Let’s give them some incentive to do it right.
There are no magic rules, nor super majority protections just the constitution and the court. If we can’t nominate justices who believe the constitution means what it says, nor find our way to follow the constitution there is no hope that we’d be able to put together a bunch of statesmen anywhere near the originals.
No way! Have you even gone to conventionofstates.com to get the real story? My gosh, I thought HERE of all places people would be able to winnow out the truth. I’ve been involved with CoS since December, and there is no way progressives could “take over” a convention of states. There would be delegates from each state—blue, red, and purple, and ANY delegate who deviates from their state’s purpose would be recalled and replaced with an alternate. If the assemblage cannot reach a consensus, nothing would be done, and everyone goes home. If agreement is reached (balanced budget, term limits for Congress and federal judges, and reining in the bureaucracy are the ones being considered—no more than 3, and each state must present their proposals worded closely enough to prevent Congress from denying them), 3/4 of the states must ratify these amendments before they join the other ones. I’m probably garbling this explanation; the website does a much better job. Senator Tom Coburn is one of many who have joined this effort; please check it out!
actually Scalia lamented how difficult it was to amend the constitution
http://nymag.com/news/features/antonin-scalia-2013-10/index1.html
The point of an article five convention for me started out being attractive because we could use it to solve all these problems.
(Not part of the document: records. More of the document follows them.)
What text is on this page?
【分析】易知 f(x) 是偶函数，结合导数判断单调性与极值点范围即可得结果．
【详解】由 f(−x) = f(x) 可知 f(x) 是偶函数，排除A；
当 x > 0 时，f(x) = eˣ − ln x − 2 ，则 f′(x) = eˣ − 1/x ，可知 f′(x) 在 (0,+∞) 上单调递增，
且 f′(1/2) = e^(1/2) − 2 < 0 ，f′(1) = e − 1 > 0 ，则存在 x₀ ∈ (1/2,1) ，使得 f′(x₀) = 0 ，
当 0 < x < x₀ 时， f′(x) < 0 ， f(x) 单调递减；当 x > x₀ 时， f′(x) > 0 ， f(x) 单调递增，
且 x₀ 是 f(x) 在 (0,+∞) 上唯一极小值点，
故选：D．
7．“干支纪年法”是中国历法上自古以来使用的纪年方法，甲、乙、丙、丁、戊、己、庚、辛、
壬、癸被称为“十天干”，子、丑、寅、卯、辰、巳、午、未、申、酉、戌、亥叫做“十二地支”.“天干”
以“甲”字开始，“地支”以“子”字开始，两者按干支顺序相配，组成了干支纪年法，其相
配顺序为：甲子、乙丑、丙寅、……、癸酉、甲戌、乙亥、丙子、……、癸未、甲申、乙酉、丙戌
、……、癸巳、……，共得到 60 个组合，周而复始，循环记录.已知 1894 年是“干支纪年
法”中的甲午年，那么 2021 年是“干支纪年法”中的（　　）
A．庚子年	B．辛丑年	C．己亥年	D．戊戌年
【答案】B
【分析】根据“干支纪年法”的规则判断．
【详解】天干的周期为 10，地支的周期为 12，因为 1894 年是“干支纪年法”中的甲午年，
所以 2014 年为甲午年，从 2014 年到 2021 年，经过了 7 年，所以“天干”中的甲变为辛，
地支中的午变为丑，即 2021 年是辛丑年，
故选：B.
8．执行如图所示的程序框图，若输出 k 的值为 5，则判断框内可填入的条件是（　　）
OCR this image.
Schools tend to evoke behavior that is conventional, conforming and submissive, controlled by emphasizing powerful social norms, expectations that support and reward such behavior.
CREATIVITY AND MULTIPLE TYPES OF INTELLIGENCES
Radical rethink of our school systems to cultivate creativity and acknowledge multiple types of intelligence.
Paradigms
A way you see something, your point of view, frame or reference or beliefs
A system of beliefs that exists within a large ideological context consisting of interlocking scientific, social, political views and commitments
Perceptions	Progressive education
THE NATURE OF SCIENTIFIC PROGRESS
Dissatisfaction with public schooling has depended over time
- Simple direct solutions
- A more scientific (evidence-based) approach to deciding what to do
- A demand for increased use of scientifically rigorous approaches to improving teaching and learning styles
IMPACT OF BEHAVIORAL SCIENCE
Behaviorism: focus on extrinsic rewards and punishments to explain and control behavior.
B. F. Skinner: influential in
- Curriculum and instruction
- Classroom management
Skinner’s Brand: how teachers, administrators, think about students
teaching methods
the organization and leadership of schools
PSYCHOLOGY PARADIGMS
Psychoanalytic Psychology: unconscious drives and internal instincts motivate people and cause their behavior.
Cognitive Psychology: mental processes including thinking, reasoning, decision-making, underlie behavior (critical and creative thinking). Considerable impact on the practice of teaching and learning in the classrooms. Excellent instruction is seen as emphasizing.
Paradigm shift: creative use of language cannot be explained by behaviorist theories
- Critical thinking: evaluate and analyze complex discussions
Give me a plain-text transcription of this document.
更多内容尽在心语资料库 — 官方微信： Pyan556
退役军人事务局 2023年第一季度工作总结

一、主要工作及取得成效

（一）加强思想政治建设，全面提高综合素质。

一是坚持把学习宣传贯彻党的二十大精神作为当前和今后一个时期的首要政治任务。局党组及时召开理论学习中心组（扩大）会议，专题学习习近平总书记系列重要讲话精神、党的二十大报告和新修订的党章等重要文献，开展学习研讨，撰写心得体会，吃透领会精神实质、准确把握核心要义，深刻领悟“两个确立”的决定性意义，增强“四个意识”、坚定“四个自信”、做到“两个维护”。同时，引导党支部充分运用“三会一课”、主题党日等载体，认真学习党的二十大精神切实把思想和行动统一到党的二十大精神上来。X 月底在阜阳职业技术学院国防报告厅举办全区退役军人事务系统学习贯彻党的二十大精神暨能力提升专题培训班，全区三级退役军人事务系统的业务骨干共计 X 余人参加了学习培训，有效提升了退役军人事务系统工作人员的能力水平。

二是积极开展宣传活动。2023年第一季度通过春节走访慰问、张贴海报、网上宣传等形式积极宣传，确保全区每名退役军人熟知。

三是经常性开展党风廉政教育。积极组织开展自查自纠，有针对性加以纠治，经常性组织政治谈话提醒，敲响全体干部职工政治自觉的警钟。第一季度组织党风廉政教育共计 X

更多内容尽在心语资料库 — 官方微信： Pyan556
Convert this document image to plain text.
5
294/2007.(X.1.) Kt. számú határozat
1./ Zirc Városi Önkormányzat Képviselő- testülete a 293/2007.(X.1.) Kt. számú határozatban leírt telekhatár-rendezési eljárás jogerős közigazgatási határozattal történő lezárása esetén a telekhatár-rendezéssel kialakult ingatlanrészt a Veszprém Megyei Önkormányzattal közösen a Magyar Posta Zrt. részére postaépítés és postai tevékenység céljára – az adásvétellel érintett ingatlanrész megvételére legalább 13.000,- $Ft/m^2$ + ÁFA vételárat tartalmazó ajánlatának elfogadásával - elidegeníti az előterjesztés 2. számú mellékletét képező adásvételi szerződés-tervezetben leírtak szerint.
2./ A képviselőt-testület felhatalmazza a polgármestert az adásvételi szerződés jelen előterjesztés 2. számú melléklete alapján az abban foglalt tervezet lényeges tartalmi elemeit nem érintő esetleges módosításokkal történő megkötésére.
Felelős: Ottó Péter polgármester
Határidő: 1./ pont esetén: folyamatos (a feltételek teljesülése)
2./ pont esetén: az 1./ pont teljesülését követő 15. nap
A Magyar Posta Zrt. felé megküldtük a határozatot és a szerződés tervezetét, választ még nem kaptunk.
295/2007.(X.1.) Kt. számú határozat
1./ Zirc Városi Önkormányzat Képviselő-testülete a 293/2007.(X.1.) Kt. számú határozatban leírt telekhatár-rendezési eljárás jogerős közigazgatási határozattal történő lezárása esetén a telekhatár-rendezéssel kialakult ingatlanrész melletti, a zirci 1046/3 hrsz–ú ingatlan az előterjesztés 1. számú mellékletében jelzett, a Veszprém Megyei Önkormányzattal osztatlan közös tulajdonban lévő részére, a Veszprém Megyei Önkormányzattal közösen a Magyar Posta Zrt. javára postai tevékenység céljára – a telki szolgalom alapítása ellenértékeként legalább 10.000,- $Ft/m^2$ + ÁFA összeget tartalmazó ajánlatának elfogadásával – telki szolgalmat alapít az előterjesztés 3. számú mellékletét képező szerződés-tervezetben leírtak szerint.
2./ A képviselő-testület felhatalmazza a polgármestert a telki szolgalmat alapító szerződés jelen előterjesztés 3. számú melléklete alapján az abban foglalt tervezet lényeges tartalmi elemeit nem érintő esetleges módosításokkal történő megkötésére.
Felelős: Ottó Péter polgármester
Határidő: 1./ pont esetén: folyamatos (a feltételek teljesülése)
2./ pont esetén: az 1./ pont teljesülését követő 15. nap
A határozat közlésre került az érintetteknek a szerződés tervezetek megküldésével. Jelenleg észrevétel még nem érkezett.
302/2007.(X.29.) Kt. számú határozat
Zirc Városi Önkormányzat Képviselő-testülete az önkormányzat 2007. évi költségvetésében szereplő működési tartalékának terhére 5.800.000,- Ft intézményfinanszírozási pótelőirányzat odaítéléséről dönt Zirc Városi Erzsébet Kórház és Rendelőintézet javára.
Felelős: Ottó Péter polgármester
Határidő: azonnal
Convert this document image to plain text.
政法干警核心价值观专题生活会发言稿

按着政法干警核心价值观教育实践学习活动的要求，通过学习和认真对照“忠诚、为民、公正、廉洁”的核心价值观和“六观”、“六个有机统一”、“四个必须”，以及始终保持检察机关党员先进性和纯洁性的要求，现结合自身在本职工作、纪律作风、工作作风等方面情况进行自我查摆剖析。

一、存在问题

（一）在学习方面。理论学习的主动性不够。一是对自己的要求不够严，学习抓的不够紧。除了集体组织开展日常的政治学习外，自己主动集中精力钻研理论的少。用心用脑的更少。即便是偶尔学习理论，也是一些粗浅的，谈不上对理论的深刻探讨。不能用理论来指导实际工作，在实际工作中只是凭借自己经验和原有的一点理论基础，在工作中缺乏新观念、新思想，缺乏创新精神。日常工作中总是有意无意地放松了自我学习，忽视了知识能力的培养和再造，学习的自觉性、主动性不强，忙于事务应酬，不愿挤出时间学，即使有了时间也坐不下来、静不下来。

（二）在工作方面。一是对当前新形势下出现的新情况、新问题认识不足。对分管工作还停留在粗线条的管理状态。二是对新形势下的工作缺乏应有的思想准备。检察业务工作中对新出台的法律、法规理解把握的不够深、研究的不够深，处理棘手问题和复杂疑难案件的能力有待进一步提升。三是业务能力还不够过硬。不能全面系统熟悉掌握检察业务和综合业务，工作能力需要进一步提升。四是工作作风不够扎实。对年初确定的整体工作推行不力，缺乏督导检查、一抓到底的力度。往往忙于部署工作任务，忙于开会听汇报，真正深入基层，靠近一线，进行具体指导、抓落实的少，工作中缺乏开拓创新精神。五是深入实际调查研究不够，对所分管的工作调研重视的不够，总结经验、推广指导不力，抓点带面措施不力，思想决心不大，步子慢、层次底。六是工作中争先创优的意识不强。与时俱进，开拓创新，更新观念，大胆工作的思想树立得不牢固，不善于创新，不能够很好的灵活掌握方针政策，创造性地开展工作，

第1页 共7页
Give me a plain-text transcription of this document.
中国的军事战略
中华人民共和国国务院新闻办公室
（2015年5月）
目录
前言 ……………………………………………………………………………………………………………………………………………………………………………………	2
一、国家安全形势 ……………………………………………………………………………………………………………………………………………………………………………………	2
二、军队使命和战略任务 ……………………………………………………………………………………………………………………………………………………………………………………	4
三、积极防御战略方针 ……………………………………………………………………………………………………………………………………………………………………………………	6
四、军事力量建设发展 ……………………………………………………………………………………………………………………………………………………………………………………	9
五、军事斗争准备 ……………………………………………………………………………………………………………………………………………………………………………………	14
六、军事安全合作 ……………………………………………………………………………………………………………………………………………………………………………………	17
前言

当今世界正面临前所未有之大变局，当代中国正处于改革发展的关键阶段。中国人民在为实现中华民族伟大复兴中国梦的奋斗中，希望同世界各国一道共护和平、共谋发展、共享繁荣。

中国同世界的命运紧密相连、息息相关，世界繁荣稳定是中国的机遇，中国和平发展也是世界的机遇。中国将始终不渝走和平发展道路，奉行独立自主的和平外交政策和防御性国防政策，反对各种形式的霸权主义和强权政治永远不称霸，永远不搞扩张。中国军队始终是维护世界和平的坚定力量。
I have a new way that I think about this having recently read through the Federalist and Anti-Federalist Papers… Checks and balances are not a monopoly owned by the government. The states have a right and a duty to act as a ballast in the scales of power. And, the people can throw in with the states to rein in the national government.
Constitutionally, it isn’t weird for an explicit power to be exercised. Rather it’s weird when a power is exorcised from the body in which it is vested. It’s weird that the congress de facto lost the power of the purse, temporarily. It’s weird that the congress accepted mere assertions on the definition of a treaty as a viable threat to its review power. It’s weird that the ninth, and tenth amendments are sweetly, silently, dormant.
It’s weird that in a time of over reach by the national government, that the state governments would just sit, and watch, as though they’re powerless, when they are, in fact, powerful.
The fifth article of our constitution is no ticking bomb. It is not a booby trap. The founders, for all their biblically bolstered beliefs, did not install a fruit tree from which we must not eat.
This is a necessary tool for any republic. There is a grave need for a method to revise the government’s powers with or without their permission, and , in the end, without violence. We are not cursed. We are blessed to have that option.
It all comes down to getting the Marxist States of America down to only 12, regardless of how we amend things. California, Oregon and Washington in the west and NJ, Del, RI, NY, Mass, Conn, Vermont and Maryland in the East and Illinois and Hawaii are all solidly against any limitations to extending the Federal authority. There are several other states that are borderline. If we had any brains or guts, we would be fighting this effort by turning places like Delaware and Rhode Island red for the purpose of gaining their senate seats. Unfortunately, Republicans generally are gutless lot who would rather retreat to Texas.